Uma outra função introduzida pelo coordenador foi a de complementação do dito, ou seja, a de permitir que o sujeito aluno se diga de um modo mais completo e profundo, vá mais além na sua possibilidade de verbalização: é mais como forma de talvez complementar algumas ideias que poderemos e…chamar ideias e…complexas que o aluno

possa (...) ...mesmo utilizar/ a língua cabo-verdiana como forma de complementar as ideias/ ou seja/ o significado das próprias palavras que utilizamos em língua portuguesa//

Para o ensino da gramática

Finalmente, o coordenador releva o papel da LCV no acesso à gramática:

…leccionar um conteúdo que tem a ver com a questão da gramática … questão do funcionamento da língua em si/ devemos as vezes utilizar.

Reforçamos a ideia que tínhamos referido anteriormente de que estas funções atribuídas à LCV estão relacionadas com as representações que os professores têm da mesma, em particular, dos seus estatutos e funções na aula de LP e no quotidiano dos alunos.
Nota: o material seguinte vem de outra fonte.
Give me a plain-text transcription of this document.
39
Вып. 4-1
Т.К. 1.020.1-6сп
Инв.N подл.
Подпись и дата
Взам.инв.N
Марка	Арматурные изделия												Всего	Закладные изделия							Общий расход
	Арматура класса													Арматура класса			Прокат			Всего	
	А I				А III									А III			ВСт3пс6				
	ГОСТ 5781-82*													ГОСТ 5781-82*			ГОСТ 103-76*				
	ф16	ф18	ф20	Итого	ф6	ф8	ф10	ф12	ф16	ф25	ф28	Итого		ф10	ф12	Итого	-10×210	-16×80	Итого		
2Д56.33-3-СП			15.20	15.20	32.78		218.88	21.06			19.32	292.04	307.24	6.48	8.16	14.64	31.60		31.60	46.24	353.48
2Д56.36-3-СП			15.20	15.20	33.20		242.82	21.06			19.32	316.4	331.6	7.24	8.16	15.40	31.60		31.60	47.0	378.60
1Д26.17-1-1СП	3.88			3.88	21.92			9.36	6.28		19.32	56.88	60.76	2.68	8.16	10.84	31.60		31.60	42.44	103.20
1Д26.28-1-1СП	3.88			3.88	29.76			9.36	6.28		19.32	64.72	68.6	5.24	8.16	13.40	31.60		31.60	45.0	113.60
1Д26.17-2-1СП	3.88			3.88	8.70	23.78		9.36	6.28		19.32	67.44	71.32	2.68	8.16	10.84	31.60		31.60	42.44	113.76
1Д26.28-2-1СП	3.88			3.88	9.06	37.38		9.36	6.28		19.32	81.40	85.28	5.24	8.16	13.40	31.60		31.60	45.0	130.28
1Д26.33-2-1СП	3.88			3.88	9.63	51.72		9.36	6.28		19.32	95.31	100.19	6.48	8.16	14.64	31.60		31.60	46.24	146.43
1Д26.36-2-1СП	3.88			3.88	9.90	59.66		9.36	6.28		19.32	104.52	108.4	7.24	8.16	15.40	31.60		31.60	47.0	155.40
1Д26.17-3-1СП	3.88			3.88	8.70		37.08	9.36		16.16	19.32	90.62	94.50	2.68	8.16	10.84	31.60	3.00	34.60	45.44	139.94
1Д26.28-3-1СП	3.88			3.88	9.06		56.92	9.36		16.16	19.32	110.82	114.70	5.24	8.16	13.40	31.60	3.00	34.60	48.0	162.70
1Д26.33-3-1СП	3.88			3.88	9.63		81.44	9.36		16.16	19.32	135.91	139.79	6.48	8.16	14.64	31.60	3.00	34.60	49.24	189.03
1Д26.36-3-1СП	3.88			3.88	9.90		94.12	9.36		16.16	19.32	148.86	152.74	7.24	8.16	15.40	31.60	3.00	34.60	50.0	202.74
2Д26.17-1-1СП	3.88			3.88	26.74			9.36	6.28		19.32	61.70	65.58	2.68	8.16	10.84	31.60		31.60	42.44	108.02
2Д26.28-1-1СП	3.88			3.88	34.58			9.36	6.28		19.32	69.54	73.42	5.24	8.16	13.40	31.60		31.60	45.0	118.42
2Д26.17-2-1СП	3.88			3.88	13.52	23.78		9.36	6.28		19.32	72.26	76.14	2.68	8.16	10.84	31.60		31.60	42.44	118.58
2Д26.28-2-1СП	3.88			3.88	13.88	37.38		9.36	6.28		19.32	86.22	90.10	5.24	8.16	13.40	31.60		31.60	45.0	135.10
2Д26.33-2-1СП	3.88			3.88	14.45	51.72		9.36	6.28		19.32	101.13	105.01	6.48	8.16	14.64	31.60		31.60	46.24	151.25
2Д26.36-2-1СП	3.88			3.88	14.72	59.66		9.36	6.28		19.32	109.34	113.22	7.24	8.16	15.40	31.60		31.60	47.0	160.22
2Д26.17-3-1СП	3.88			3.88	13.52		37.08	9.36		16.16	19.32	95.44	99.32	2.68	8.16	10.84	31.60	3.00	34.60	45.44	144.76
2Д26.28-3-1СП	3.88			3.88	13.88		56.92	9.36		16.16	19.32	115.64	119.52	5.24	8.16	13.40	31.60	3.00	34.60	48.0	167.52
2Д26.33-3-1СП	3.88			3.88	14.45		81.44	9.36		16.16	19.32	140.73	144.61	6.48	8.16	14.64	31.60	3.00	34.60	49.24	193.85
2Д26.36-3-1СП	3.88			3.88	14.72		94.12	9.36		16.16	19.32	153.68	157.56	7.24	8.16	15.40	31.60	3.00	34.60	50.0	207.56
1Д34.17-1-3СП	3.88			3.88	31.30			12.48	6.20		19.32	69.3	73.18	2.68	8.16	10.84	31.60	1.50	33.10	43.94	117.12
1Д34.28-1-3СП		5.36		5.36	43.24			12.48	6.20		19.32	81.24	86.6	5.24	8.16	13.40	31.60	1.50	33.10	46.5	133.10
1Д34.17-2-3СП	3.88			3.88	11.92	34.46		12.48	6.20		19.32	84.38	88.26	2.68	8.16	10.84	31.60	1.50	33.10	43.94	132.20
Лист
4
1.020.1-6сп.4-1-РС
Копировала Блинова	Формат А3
Note-se ainda que os professores que acham que a LCV não põe em causa aprendizagem da língua portuguesa, dão-lhe mais importância no processo de ensino, recorrendo a ela com finalidades mais diversificadas. A professora que considera que a LCV põe em causa o processo de ensino e aprendizagem usa-a raramente e apenas para traduzir.